Индукция орнитиндекарбоксилазы (ОДК) - ключевого фермента синтеза полиаминов (ПА) - оказалась одним из самых ранних молекулярных проявлений активирования метаболизма клеток, готовящихся к делению, росту и дифференцировке.

Окисленные до иминоальдегидов ПА ингибировали рост асцитного рака Эрлиха, инактивировали вирус гриппа и вирус болезни Newcastia и Sendai, подавляя синтез белка и нуклеиновых кислот.

Существует тесная взаимосвязь между синтезом ПА и процессами роста и дифференцировки злокачественных клеток, поскольку рост и пролиферация обеспечиваются высоким уровнем синтеза ПА, а переход клеток от пролиферации к дифференциации сопровождается снижением активности ОДК и внутриклеточной концентрации ПА.

Индукторы дифференциации снижали внутриклеточное содержание путресцина (Пут) и спермидина (Сд).

Ингибиторы биосинтеза ПА подавляли рост и вызывали дифференцировку опухолевых клеток (меланогенез в клетках меланомы мышей). Химическая регуляция обмена ПА обеспечивает защиту не только от тех заболеваний, которые являются следствием воздействия бактерий, вирусов и других патогенов, но и от рака, а также болезненных состояний, являющихся следствием иммунного дисбаланса, случайного инфицирования или аутоиммунных нарушений.

Была высказана гипотеза о том, что аналоги ПА способны замещать эндогенные ПА в клетке в участках связывания.
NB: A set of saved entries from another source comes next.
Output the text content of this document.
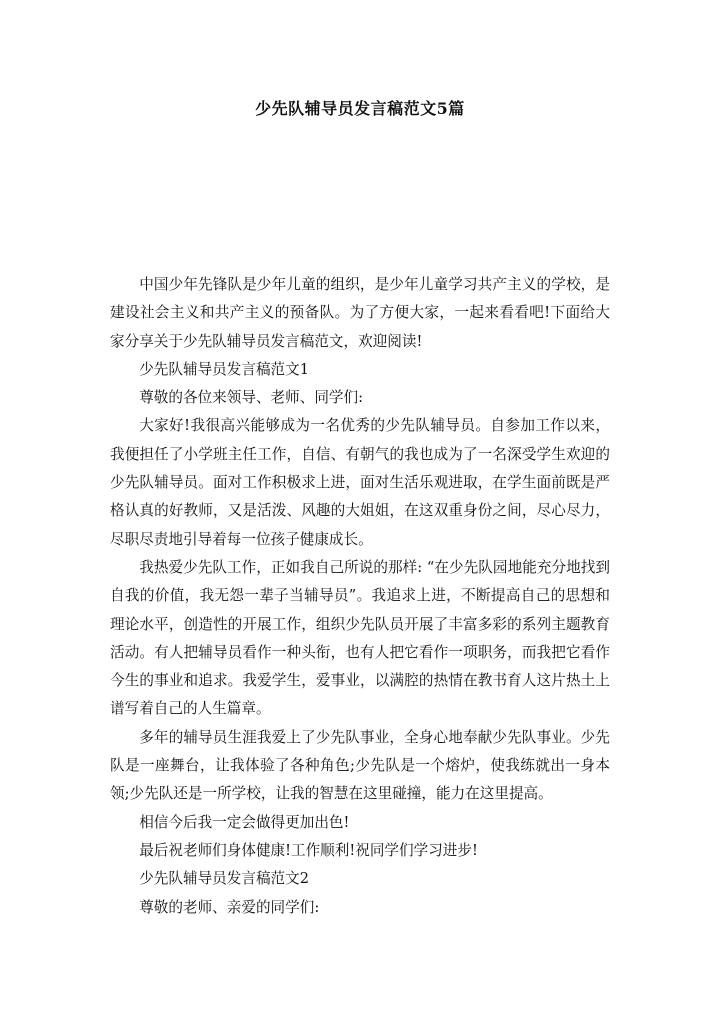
少先队辅导员发言稿范文5篇

中国少年先锋队是少年儿童的组织，是少年儿童学习共产主义的学校，是建设社会主义和共产主义的预备队。为了方便大家，一起来看看吧!下面给大家分享关于少先队辅导员发言稿范文，欢迎阅读!

少先队辅导员发言稿范文1

尊敬的各位来领导、老师、同学们:

大家好!我很高兴能够成为一名优秀的少先队辅导员。自参加工作以来，我便担任了小学班主任工作，自信、有朝气的我也成为了一名深受学生欢迎的少先队辅导员。面对工作积极求上进，面对生活乐观进取，在学生面前既是严格认真的好教师，又是活泼、风趣的大姐姐，在这双重身份之间，尽心尽力，尽职尽责地引导着每一位孩子健康成长。

我热爱少先队工作，正如我自己所说的那样: “在少先队园地能充分地找到自我的价值，我无怨一辈子当辅导员”。我追求上进，不断提高自己的思想和理论水平，创造性的开展工作，组织少先队员开展了丰富多彩的系列主题教育活动。有人把辅导员看作一种头衔，也有人把它看作一项职务，而我把它看作今生的事业和追求。我爱学生，爱事业，以满腔的热情在教书育人这片热土上谱写着自己的人生篇章。

多年的辅导员生涯我爱上了少先队事业，全身心地奉献少先队事业。少先队是一座舞台，让我体验了各种角色;少先队是一个熔炉，使我练就出一身本领;少先队还是一所学校，让我的智慧在这里碰撞，能力在这里提高。

相信今后我一定会做得更加出色!

最后祝老师们身体健康!工作顺利!祝同学们学习进步!

少先队辅导员发言稿范文2

尊敬的老师、亲爱的同学们:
Это приводит к нарушению функций внутриклеточных ПА. Исследования ограничились аналогами ПА алифатической структуры (Wallace НМ, Praser AV. Polyamine analogues as anticancer drugs // Biochem Soc Trans. - 2003 Apr. - V.31(2). - P.393-6). Однако предварительные результаты показали, что онкопротекторной активностью могут обладать также гетероциклические соединения, в частности пуриновые алкалоиды (Lentini A, Kleinman HК, Mattioli P, Autuori-Pezzoli V, Nicolini L, Pietrini A, Abbrazzese A, Cardinali M, Beninati S. Inhibition of melanoma pulmonary metastasis by methylxanthines due to decreased invasion and proliferation. Melanoma Res 8: 131-137, 1998).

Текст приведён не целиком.